Mask Sculpture and Social Practice

George P. Landow, Professor of English and Art History, Brown University

Frank Willet reminds us that viewing African art out of its complete social context, which includes the social practices that surround it, can create a false view.

Most people interested in African sculpture are unable to see it in use, and must form their own impressions from museum displays. A museum usually possesses only the wooden part of a mask, which it may display under a spotlight which projects a single interpretation of the sculpture. Kenneth Murray has pointed out that masks "are intended to be seen in movement in a dance; frequently one which is inferior when held in the hand looks more effective than a finer carving when seen with its costume.
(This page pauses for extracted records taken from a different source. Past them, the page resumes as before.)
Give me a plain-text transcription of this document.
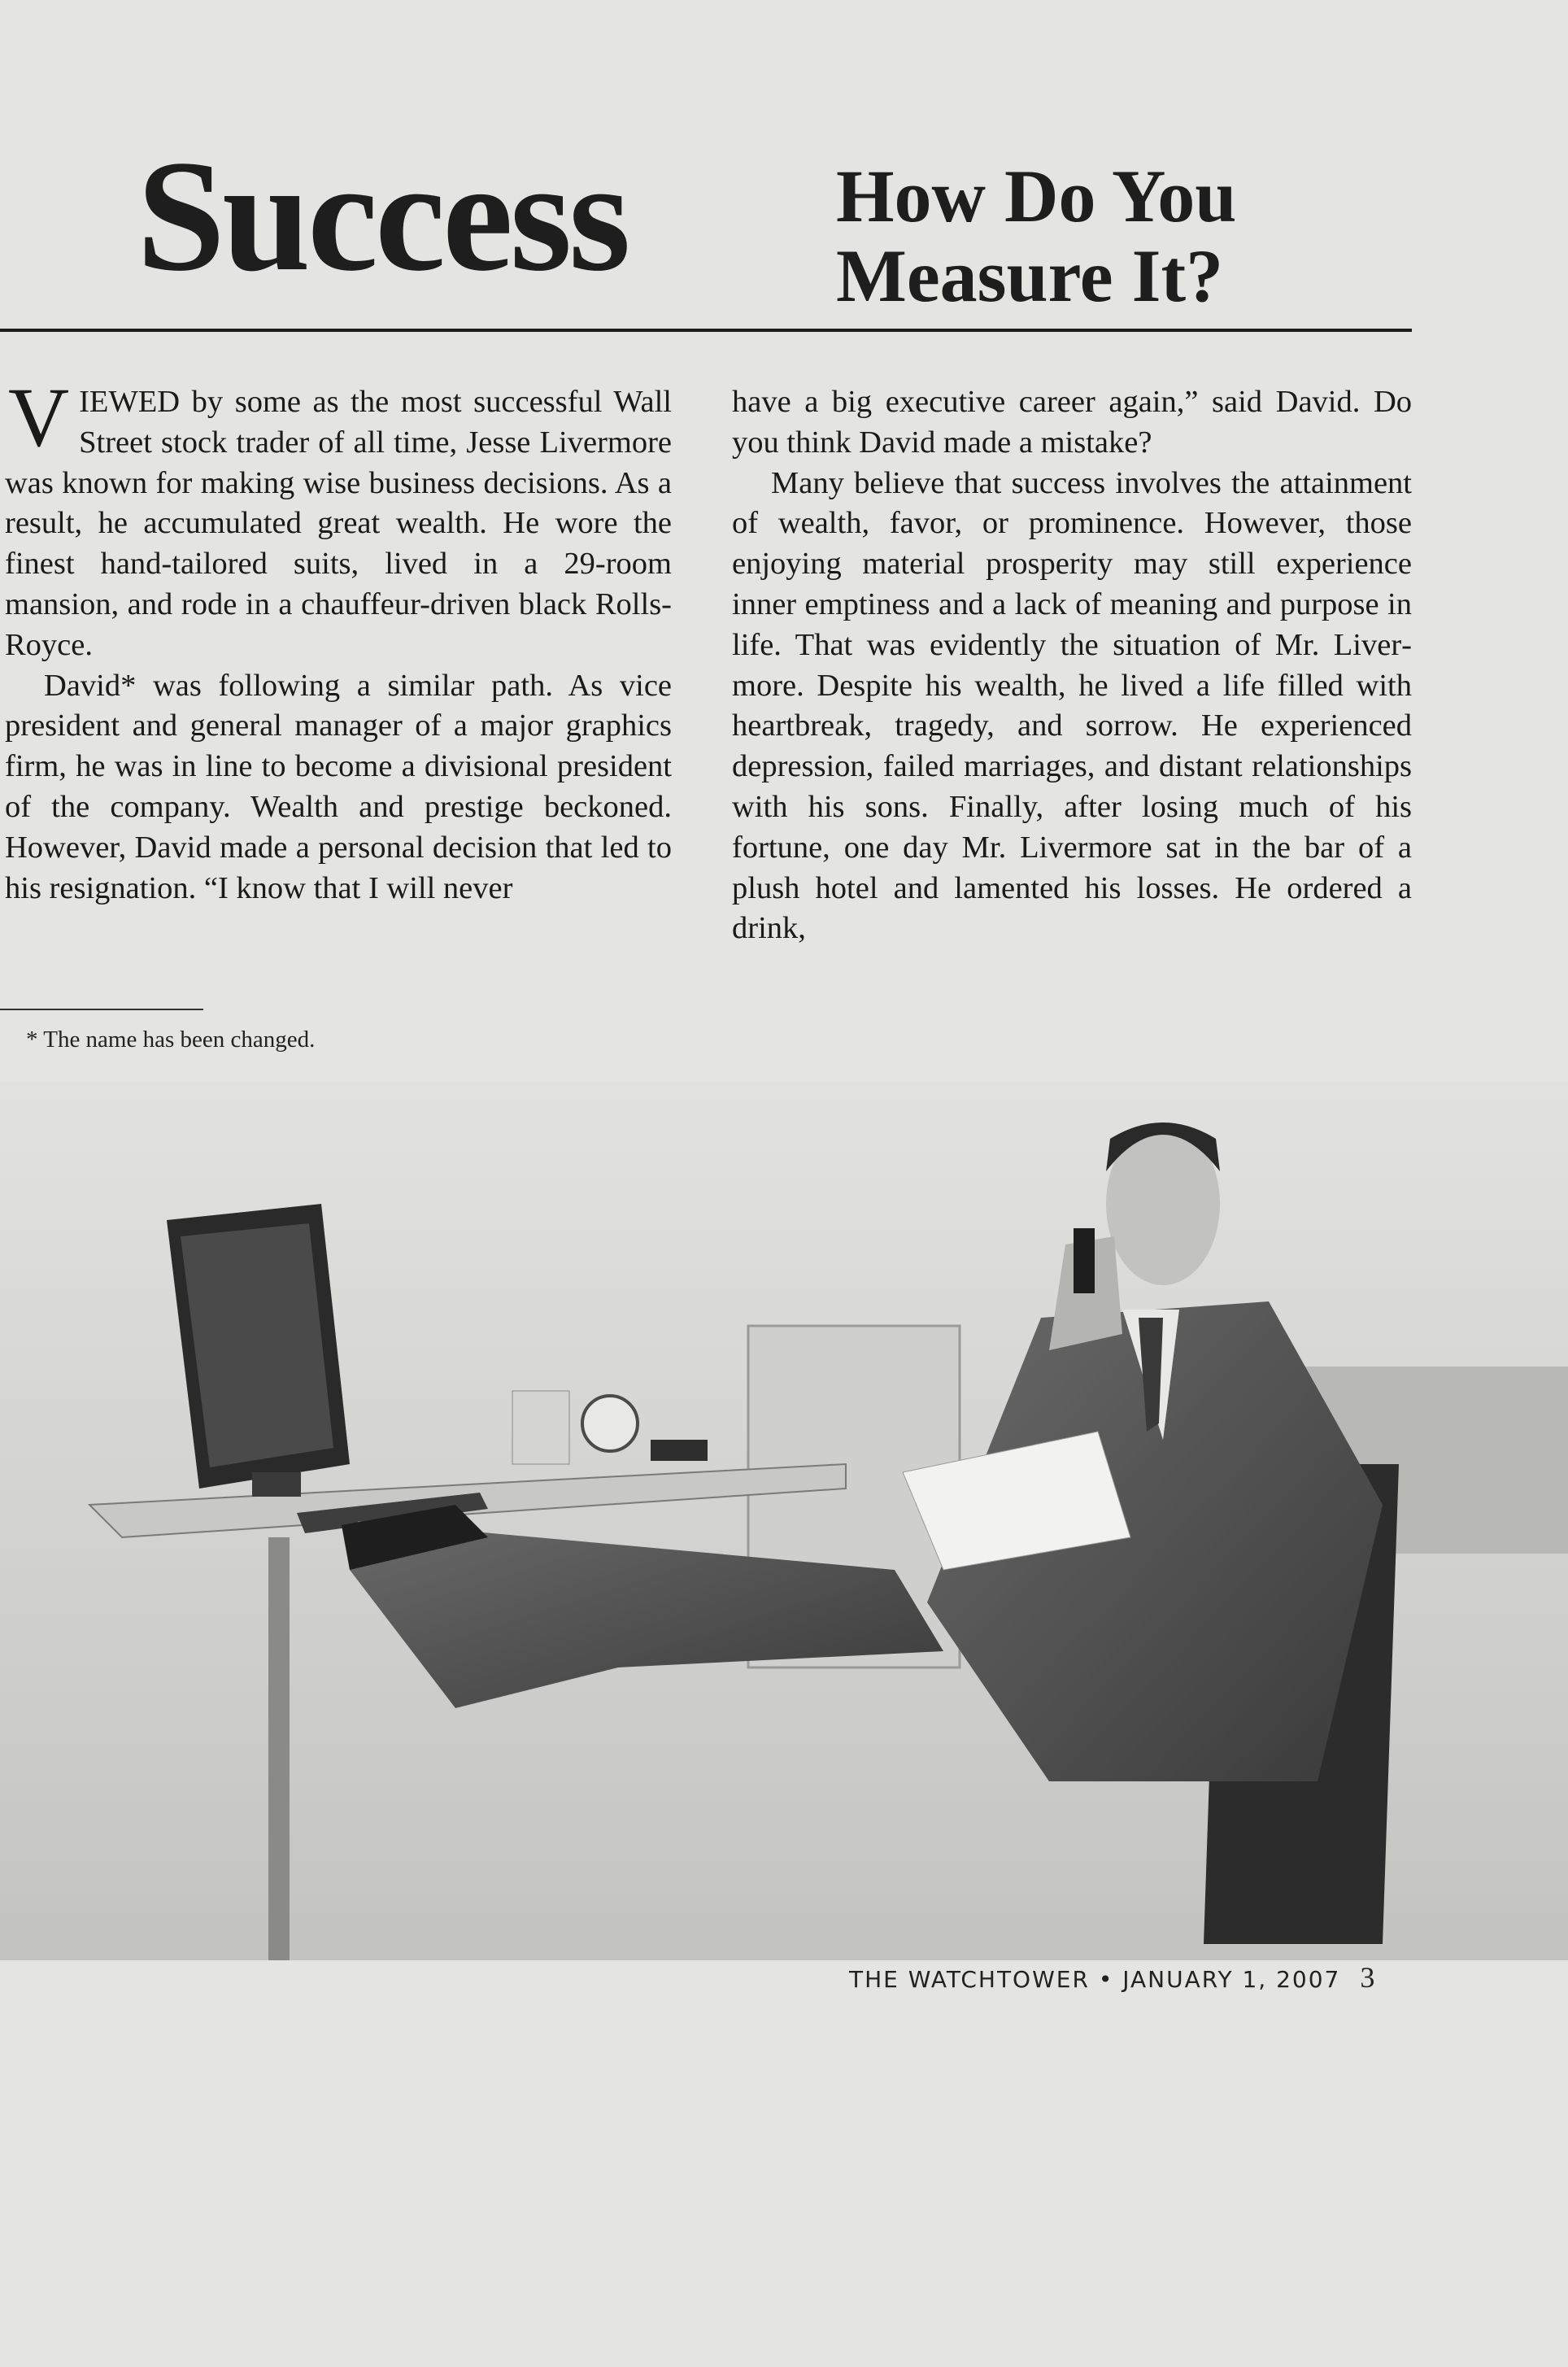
Success	How Do You
Measure It?

VIEWED by some as the most successful Wall Street stock trader of all time, Jesse Livermore was known for making wise business decisions. As a result, he accumulated great wealth. He wore the finest hand-tailored suits, lived in a 29-room mansion, and rode in a chauffeur-driven black Rolls-Royce.

David* was following a similar path. As vice president and general manager of a major graphics firm, he was in line to become a divisional president of the company. Wealth and prestige beckoned. However, David made a personal decision that led to his resignation. “I know that I will never

have a big executive career again,” said David. Do you think David made a mistake?

Many believe that success involves the attainment of wealth, favor, or prominence. However, those enjoying material prosperity may still experience inner emptiness and a lack of meaning and purpose in life. That was evidently the situation of Mr. Livermore. Despite his wealth, he lived a life filled with heartbreak, tragedy, and sorrow. He experienced depression, failed marriages, and distant relationships with his sons. Finally, after losing much of his fortune, one day Mr. Livermore sat in the bar of a plush hotel and lamented his losses. He ordered a drink,

* The name has been changed.
THE WATCHTOWER • JANUARY 1, 2007 3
It is, moreover, essential to see masks in use before judging what they express, for it is easy to read into an isolated mask what was never meant to be there." Chinua Achebe in his novel The Arrow of God brings this out very well. One of his characters, Edogo, is a carver. "When he had finished carving the face and head he had been a little disappointed. . . . But the owners of the work had not complained; in fact they had praised it very highly. Edogo knew, however, that he must see the Mask in action to know whether it was good or bad." [African Art, Thames and Hudson, 172-73]
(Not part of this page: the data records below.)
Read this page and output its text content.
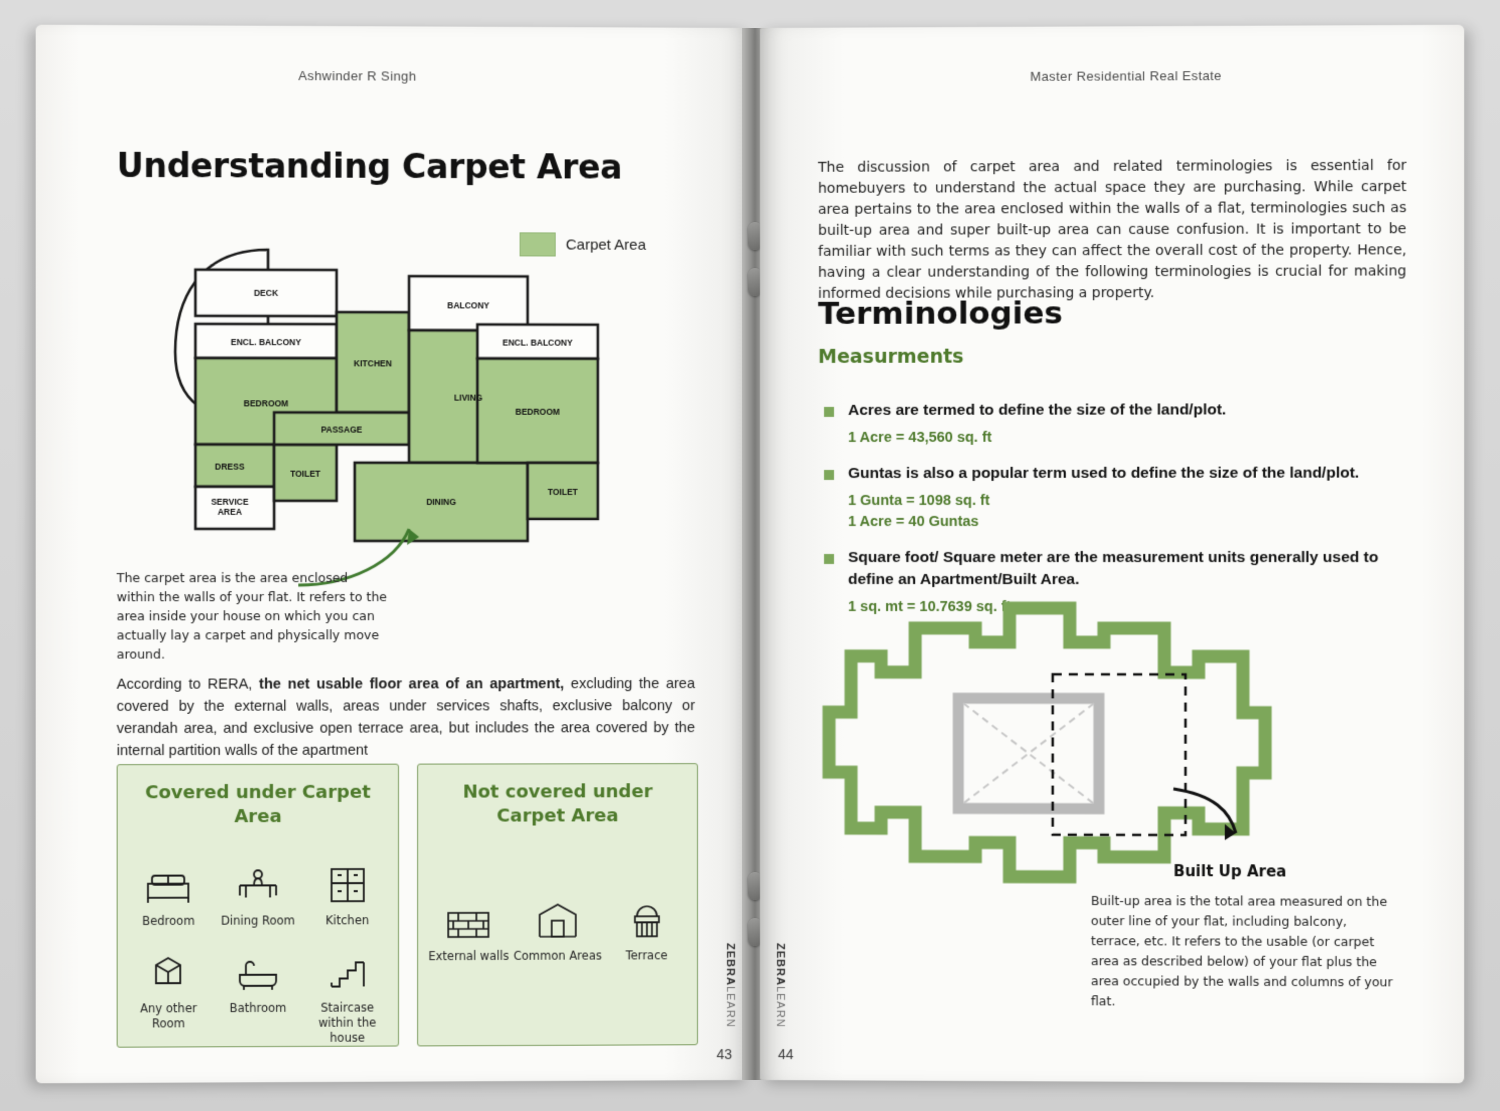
Ashwinder R Singh
Understanding Carpet Area
Carpet Area
DECK
ENCL. BALCONY
BEDROOM
KITCHEN
BALCONY
LIVING
ENCL. BALCONY
BEDROOM
PASSAGE
DRESS
SERVICE
AREA
TOILET
DINING
TOILET
The carpet area is the area enclosed within the walls of your flat. It refers to the area inside your house on which you can actually lay a carpet and physically move around.

According to RERA, the net usable floor area of an apartment, excluding the area covered by the external walls, areas under services shafts, exclusive balcony or verandah area, and exclusive open terrace area, but includes the area covered by the internal partition walls of the apartment

Covered under Carpet Area
Bedroom	Dining Room	Kitchen
Any other Room
Bathroom	Staircase within the house
Not covered under Carpet Area
External walls Common Areas	Terrace	ZEBRALEARN
43
Master Residential Real Estate
The discussion of carpet area and related terminologies is essential for homebuyers to understand the actual space they are purchasing. While carpet area pertains to the area enclosed within the walls of a flat, terminologies such as built-up area and super built-up area can cause confusion. It is important to be familiar with such terms as they can affect the overall cost of the property. Hence, having a clear understanding of the following terminologies is crucial for making informed decisions while purchasing a property.
Terminologies
Measurments
Acres are termed to define the size of the land/plot.
1 Acre = 43,560 sq. ft
Guntas is also a popular term used to define the size of the land/plot.
1 Gunta = 1098 sq. ft
1 Acre = 40 Guntas
Square foot/ Square meter are the measurement units generally used to define an Apartment/Built Area.
1 sq. mt = 10.7639 sq. ft
Built Up Area
Built-up area is the total area measured on the outer line of your flat, including balcony, terrace, etc. It refers to the usable (or carpet area as described below) of your flat plus the area occupied by the walls and columns of your flat.
ZEBRALEARN
44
Willett's point reminds us that the modern European and American conception of art as a separate class of objects requires both secularist and pluralist modes of thought -- and that contemporary Western attitudes do the same thing to ancient Eygptian and medieval Christian art as they do to African mask sculpture. They also raise the fundamental question, Can one have an "African art" in indigenous societies -- that is, if the conception of art is in fact a Western import, do all treatments of African objects as art objects involve westernization? What evidence can you adduce on either side of this argument? And how does it relate to the problematics of African postcolonial literature, or, for that matter, of any literature produced in societies that did not originally possess alphabetic writing?